In models of muscular dystrophy, such as Duchenne muscular dystrophy and limb-girdle muscular dystrophy-1C, altered expression of caveolin-3, a muscle membrane protein, leads to changes in M-cadherin levels. Overexpression of caveolin-3 downregulates M-cadherin and inhibits myoblast fusion, whereas its absence upregulates M-cadherin expression and enhances fusion.
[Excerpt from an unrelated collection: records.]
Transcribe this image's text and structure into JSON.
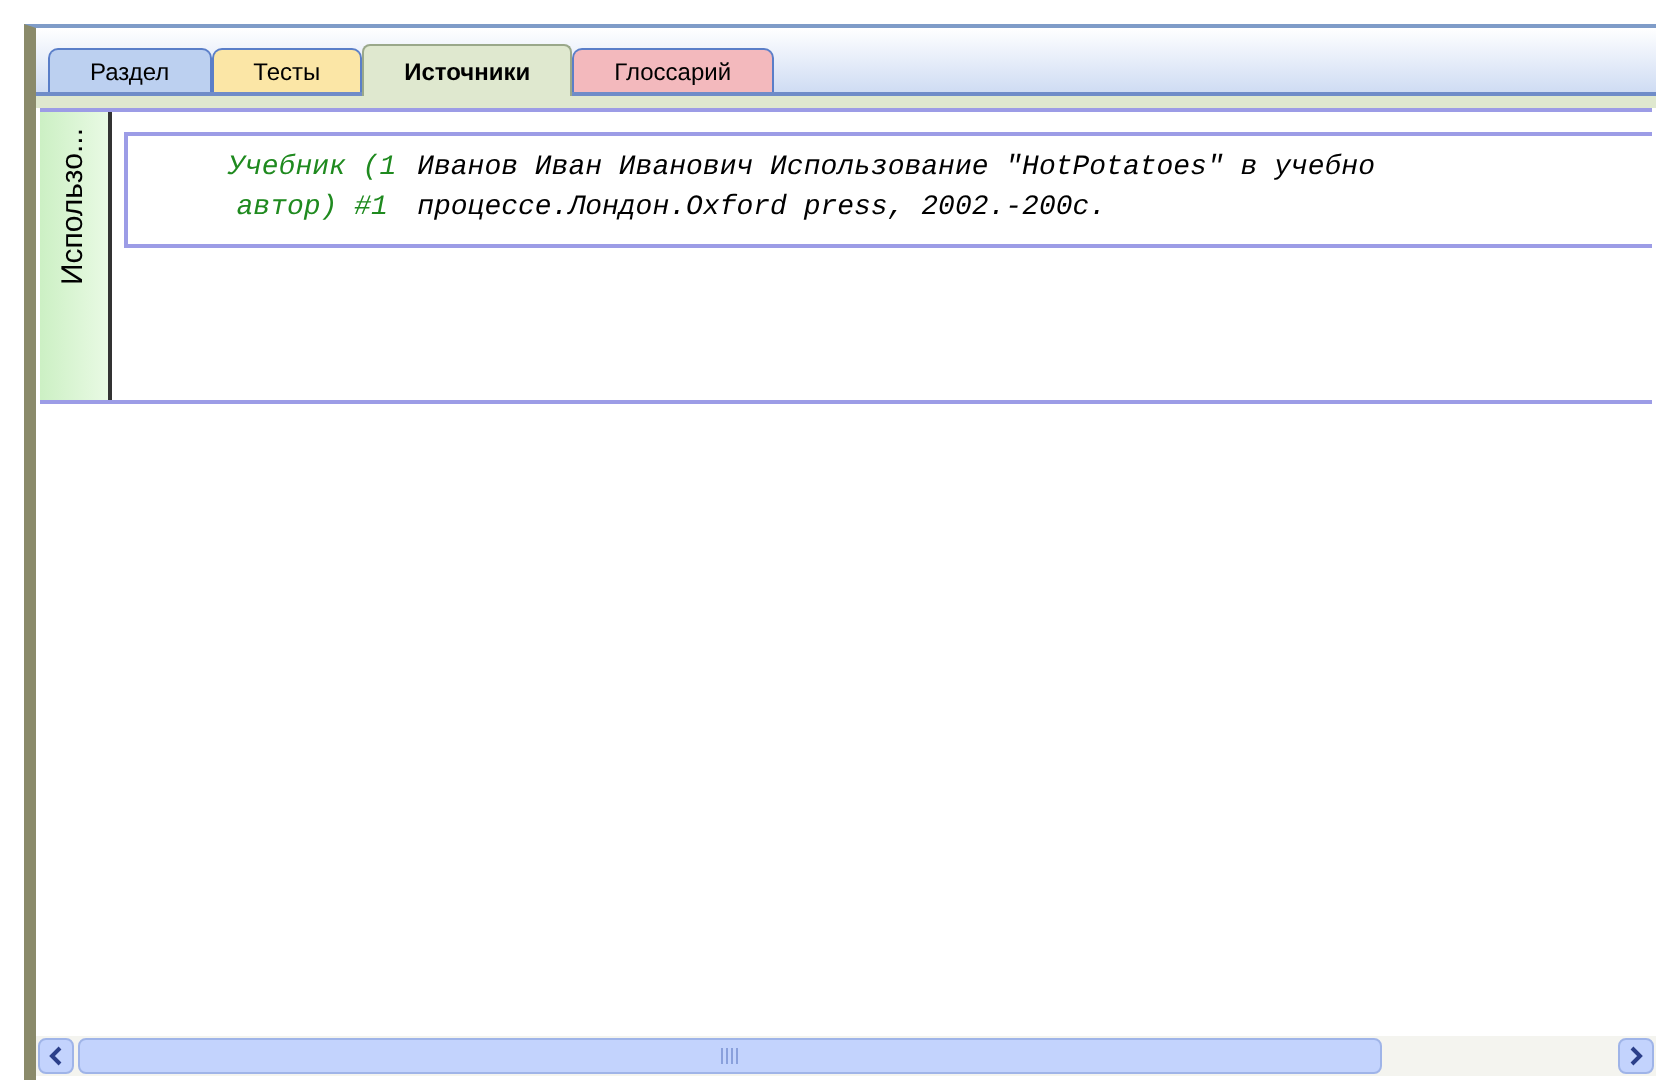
{
  "tabs": [
    {
      "label": "Раздел",
      "selected": false,
      "color": "#bcd0f0"
    },
    {
      "label": "Тесты",
      "selected": false,
      "color": "#fbe6a6"
    },
    {
      "label": "Источники",
      "selected": true,
      "color": "#dfe8cf"
    },
    {
      "label": "Глоссарий",
      "selected": false,
      "color": "#f3b9bd"
    }
  ],
  "group": {
    "label": "Использо...",
    "sources": [
      {
        "type_label": "Учебник (1 автор) #1",
        "citation_lines": [
          "Иванов Иван Иванович Использование \"HotPotatoes\" в учебно",
          "процессе.Лондон.Oxford press, 2002.-200с."
        ]
      }
    ]
  }
}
These findings directly link altered M-cadherin expression with the muscular dystrophy phenotype, suggesting that impaired myoblast fusion due to abnormal cadherin expression contributes to disease progression (Volonte et al., 2003). Stem cells expressing M-cadherin have been shown to restore dystrophin expression and improve muscle function in dystrophic muscles, further highlighting the importance of cadherin-mediated cell adhesion in muscle repair and regeneration (Torrente et al., 2004).
In conclusion, we revealed that Vangl2 interacts with M-cadherin and regulates myoblast fusion by stabilizing its cell surface expression. Further investigation of this interaction may contribute to skeletal muscle pathologies such as muscular dystrophy.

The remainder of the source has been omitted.